Degenerative alterations in articular cartilage are involved in the pathogenesis of osteoarthritis. The present study aimed to evaluate the role of complement component 5a (C5a) in osteoarthritic alterations in the articular cartilage and synovialis via a joint immobilization (IM) rat model. Rats were assigned to three groups: Control, IM and IM+anti­C5a antibody (IM+anti­C5a) groups. A terminal deoxynucleotidyl transferase dUTP nick end labeling assay and hematoxylin and eosin staining were used to evaluate the morphological alterations in the articular cartilage and synovialis. Reverse transcription­quantitative polymerase chain reaction (RT­qPCR) analysis, immunohistochemical analysis and western blotting were used to evaluate C5a expression in the articular cartilage and synovialis.

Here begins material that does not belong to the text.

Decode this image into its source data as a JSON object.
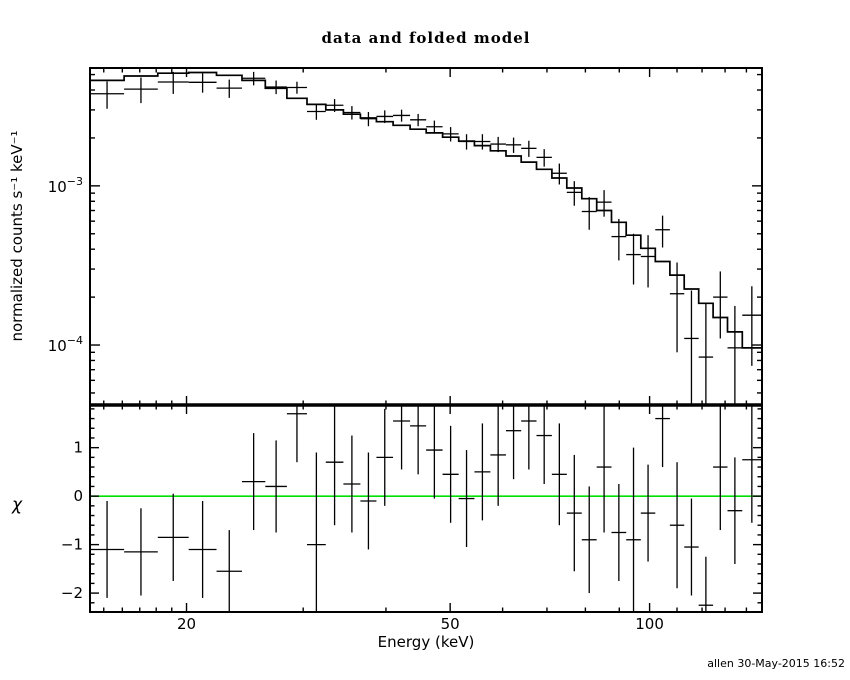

An ELISA was used to evaluate C5a­induced alterations in interleukin (IL)­1ß, IL­17A and tumor necrosis factor (TNF)­α levels in the serum and joint fluid. The results demonstrated that knee joint immobilization induced destruction of knee joint synovial fluid and cartilage in the IM and IM+anti­C5a antibody groups. Immobilization significantly increased the expression levels of C5a in serum and joint fluid in the IM group. Immunohistochemistry, western blotting and RT­qPCR analysis illustrated markedly increased expression of C5a in the IM group. Immobilization markedly increased the IL­1ß, IL­17A and TNF­α expression levels in the serum and joint fluid in the IM group. Anti­C5a was able to decrease immobilization­induced alterations in morphology and cytokines compared with the IM group. The expression of C5a was increased in synoviocytes and joint cartilage in the IM model. Pro­inflammatory cytokines, including TNF­α and IL­1ß were released in the activated synoviocytes via the induction of C5a, suggesting that C5a serves an important role in joint inflammatory processes.